Written by guest blogger, Jake Lynch, from Rails-to-Trails Conservancy.

In recent years Rails-to-Trails Conservancy (RTC) has seen trails evolve from being considered purely as recreational facilities to occupying a key role in the relationship between built environments and public health. But building the trails themselves is only half the battle. Longer-term work involves encouraging their use, investing residents and users with a sense of ownership, and making trails a natural, integral part of the community.

To facilitate this relationship, RTC staff must be creative, running programs that, at first glance, seem far removed from their trails mission. For example, RTC staff recently helped students at a D.C. school paint a colorful mural on a trailside wall, next to a vegetable garden. We brought along a fitness instructor who specialized in children’s activities, so the young artists took breaks from painting by running, stretching and racing along the trail. The event began a gradual process of familiarization that the trail is for them, that it connects to their school, and that it offers physical and personal freedom in an environment that can be restrictive. 

Students from DC Prep get to know their local pathway, the Metropolitan Branch Trail, during a fun afterschool activity organized by the Rails-to-Trails Conservancy earlier this year. Events like this are designed to help make the trail a natural part of the students’ everyday lives.

In Pittsburgh, RTC sponsors students from low-income neighborhoods to join the annual Sojourn bicycle tour.
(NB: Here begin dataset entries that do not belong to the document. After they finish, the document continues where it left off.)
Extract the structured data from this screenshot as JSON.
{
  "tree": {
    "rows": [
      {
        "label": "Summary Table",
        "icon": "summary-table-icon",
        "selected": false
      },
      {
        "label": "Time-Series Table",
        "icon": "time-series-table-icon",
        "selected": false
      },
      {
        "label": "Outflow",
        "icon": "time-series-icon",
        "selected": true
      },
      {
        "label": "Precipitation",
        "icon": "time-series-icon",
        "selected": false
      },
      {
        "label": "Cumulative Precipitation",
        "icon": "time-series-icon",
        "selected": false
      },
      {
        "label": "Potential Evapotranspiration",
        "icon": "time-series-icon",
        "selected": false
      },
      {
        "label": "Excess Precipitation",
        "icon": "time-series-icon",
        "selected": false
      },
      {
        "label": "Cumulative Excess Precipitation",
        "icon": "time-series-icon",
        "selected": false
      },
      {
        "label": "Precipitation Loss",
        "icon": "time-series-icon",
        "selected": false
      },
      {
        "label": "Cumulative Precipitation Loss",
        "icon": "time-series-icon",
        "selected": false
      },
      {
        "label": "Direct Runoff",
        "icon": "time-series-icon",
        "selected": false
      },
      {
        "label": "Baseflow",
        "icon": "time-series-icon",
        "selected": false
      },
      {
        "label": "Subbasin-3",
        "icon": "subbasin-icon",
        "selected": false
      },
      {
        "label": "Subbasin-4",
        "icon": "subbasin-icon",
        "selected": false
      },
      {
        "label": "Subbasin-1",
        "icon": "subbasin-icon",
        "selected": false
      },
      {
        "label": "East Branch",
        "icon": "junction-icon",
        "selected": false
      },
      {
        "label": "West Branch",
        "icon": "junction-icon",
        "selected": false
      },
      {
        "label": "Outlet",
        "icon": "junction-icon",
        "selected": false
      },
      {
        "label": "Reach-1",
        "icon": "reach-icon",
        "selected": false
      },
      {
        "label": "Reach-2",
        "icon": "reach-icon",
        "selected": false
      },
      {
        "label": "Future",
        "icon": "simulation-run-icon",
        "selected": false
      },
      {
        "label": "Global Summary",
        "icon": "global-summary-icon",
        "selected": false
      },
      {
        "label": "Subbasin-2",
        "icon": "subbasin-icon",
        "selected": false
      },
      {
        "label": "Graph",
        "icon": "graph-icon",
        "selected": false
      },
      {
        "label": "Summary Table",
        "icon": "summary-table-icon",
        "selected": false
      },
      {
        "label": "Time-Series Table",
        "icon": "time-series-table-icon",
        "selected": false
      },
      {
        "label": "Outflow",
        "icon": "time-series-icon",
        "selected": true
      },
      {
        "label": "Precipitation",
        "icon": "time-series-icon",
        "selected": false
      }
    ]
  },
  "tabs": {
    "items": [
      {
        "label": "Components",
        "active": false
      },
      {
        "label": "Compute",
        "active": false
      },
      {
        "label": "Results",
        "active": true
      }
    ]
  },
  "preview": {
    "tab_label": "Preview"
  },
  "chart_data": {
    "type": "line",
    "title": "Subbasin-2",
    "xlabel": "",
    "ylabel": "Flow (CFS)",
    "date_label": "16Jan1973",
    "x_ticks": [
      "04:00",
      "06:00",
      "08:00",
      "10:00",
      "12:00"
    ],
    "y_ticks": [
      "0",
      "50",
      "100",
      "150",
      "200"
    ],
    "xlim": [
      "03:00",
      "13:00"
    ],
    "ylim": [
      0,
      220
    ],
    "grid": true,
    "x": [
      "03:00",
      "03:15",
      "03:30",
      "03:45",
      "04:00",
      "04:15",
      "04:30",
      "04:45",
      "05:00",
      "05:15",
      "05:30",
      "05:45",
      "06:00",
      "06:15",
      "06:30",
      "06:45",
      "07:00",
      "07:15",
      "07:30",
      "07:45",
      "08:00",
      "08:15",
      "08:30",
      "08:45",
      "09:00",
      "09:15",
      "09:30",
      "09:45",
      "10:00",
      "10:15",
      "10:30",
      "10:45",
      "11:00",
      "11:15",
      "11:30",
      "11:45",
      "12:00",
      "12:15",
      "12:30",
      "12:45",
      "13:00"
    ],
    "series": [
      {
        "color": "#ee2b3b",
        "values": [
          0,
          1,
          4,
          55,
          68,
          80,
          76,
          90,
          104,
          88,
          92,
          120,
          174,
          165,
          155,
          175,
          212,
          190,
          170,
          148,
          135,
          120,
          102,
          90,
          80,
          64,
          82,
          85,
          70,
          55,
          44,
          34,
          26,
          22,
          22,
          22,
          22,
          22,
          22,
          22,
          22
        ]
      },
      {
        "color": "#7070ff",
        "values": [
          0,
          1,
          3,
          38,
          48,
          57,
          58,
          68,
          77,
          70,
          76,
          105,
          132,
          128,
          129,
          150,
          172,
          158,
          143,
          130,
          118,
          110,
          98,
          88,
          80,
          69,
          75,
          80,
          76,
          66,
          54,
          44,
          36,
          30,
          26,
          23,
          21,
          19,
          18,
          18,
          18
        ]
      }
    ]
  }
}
As training, volunteers from Bike Pittsburgh lead rides along local trails. To warm up, they do yoga. It’s a wonderful sight: A group of young black students in the Lion’s Pose as cyclists and joggers cruise by. Bike Pittsburgh also operates a Free Ride Recycled Bike Shop. In areas where being able to afford a bike is a major obstacle, creative initiatives like these have a real impact on the number of people riding for regular trips.

In Spartanburg, S.C., an educational scavenger hunt on the Mary Black Trail is increasing trail usage among students and seniors. Small train sculptures are hidden along the trail; kiosks, signage and iPods transmit historical facts and scavenger hunt clues. Organizers hope to bring regular educational trails trips into the school syllabus.

Across America, rail-trail organizations stage fun runs and races. An underlying purpose of these events is to establish the local trail in the collective mind of the community as a free fitness and recreation facility open to all. Staging events for people who are already active runners does little to address broader health goals, so trail organizers are innovating and expanding their reach. An annual fitness day on the Hurley Trail in New York includes a cycle-spin workshop and Zumba sessions. ‘Trail Mix’ on the W&OD Trail combines biking, walking and the area’s Civil War history, plus live entertainment and sports clinics. The Morgana Run hosts “Walk a Hound, Lose a Pound.”

Trails are the backbone of programs that provide incentives for students to ride or walk to school, ostensibly to reduce vehicle congestion at drop-off and pick-up times. RTC hosts Compton BikeFest, encouraging riding among children in inner-city communities, a focus of anti-obesity efforts. For trails advocates, the key to increasing physical activity is often to make it about anything but the exercise, promoting the financial savings, convenience, accessibility, freedom, social interaction and environmental aspects of riding and biking.